Unobtrusive notification daemon made in Rust and Qt.
Notifications can't be interacted with (unless you keep Left Alt key pressed) and mouse input goes right through them :)
demo.mp4
Most settings can be changed directly from the res/themes/{current theme}/template.ui config file. From the layout of the notification itself to settings like duration, monitor, shadow color, etc. More settings comming soon. :)
Take into account that some widgets MUST exist in the template.ui file, otherwise it'll crash. Modify it wisely.
Themes are located in the res/themes subdirectory. Each folder corresponds to a theme, which must have a template.ui file. Themes are loaded when the app is launched, and can be changed from the system tray:
Currently we have two built in themes: default and compact, and they can be changed, and even modified, while the app is running:
themes.mp4
K: Because it's made in Qt, so it works nice with KDE.
Rust: Because it's made in rust.
Krusty: Because it's made by a dumb sad clown.
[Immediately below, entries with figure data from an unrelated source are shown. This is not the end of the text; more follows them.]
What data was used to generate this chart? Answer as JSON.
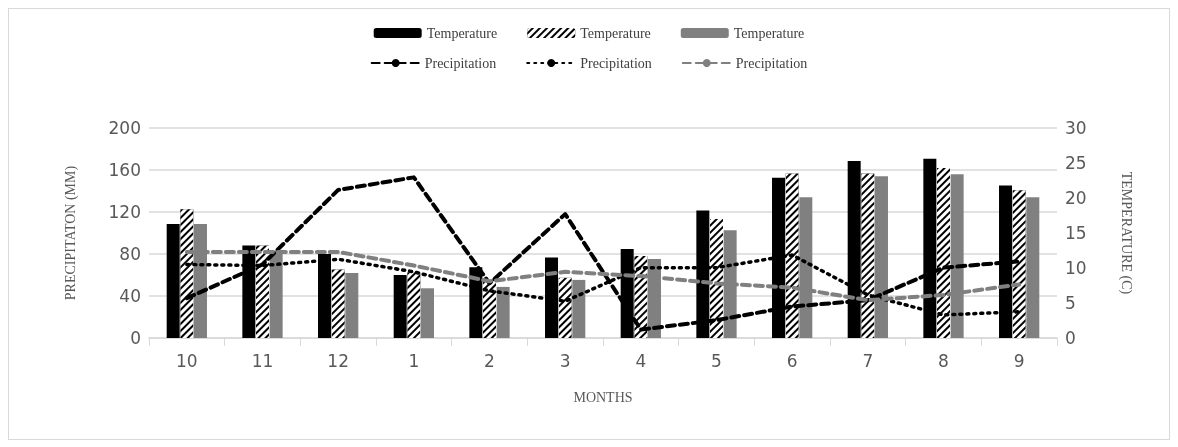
{
  "chart_data": {
    "type": "bar",
    "xlabel": "MONTHS",
    "ylabel": "PRECIPITATON (MM)",
    "y2label": "TEMPERATURE (C)",
    "categories": [
      "10",
      "11",
      "12",
      "1",
      "2",
      "3",
      "4",
      "5",
      "6",
      "7",
      "8",
      "9"
    ],
    "series": [
      {
        "name": "Temperature",
        "color": "#000000",
        "axis": "y2",
        "values": [
          16.3,
          13.2,
          12.0,
          9.0,
          10.1,
          11.5,
          12.7,
          18.2,
          22.9,
          25.3,
          25.6,
          21.8
        ]
      },
      {
        "name": "Temperature",
        "color": "#000000",
        "axis": "y2",
        "values": [
          18.4,
          13.2,
          9.8,
          9.4,
          8.4,
          8.6,
          11.7,
          17.0,
          23.5,
          23.5,
          24.3,
          21.1
        ]
      },
      {
        "name": "Temperature",
        "color": "#808080",
        "axis": "y2",
        "values": [
          16.3,
          12.5,
          9.3,
          7.1,
          7.3,
          8.3,
          11.3,
          15.4,
          20.1,
          23.1,
          23.4,
          20.1
        ]
      },
      {
        "name": "Precipitation",
        "type": "line",
        "color": "#000000",
        "line_style": "dashed",
        "values": [
          38,
          70,
          141,
          153,
          52,
          118,
          8,
          17,
          30,
          36,
          67,
          73
        ]
      },
      {
        "name": "Precipitation",
        "type": "line",
        "color": "#000000",
        "line_style": "dotted",
        "values": [
          70,
          69,
          75,
          63,
          45,
          35,
          67,
          67,
          79,
          41,
          22,
          25
        ]
      },
      {
        "name": "Precipitation",
        "type": "line",
        "color": "#808080",
        "line_style": "dashed",
        "values": [
          82,
          82,
          82,
          69,
          54,
          63,
          59,
          52,
          48,
          36,
          41,
          51
        ]
      }
    ],
    "ylim": [
      0,
      200
    ],
    "yticks": [
      0,
      40,
      80,
      120,
      160,
      200
    ],
    "y2lim": [
      0,
      30
    ],
    "y2ticks": [
      0,
      5,
      10,
      15,
      20,
      25,
      30
    ],
    "grid": "y",
    "legend": "top",
    "marker": "none"
  }
}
Krustyfy: Because it just had to have the "ify" suffix, as in "notify".
I don't know, I never thought I'd get this far. Also since I'm just learning about how to code in rust it's probably full of bad practices and awful code. :)
Tested with Debian 11 netinst + KDE
- Install Rustup (https://rustup.rs/)
- Install required dev packages:
#apt-get install qt5-qmake qtbase5-dev cmake build-essential pkg-config qttools5-dev
- Clone from git
$git clone https://github.com/abigaliz/krustyfy.git
cd krustyfy
cargo build --release
- Disable KDE Notifications from the system tray by going to the System Tray Settings and marking Notifications as Disabled:
- Log out of the current session.
- Run krustyfy from
$HOME/krustyfy/target/release/krustyfy
You can also set it to run on startup from KDE System Settings:
Remember to set up the work path to $HOME/krustyfy/target/release/
, otherwise it won't be able to access the notification templates folder.
By pressing Left Alt key you freeze all notifications (new notifications still come in, but start frozen) and you're able to click on them to interact.
Otherwise, they are semi-transparent and get blurry and even less opaque when your cursor is over it. Also you click through them, so if a notification spanws just when you were about to click, you don't have to worry; the click will be processed as if the notification was nothing at all, nothing at all, nothing at all.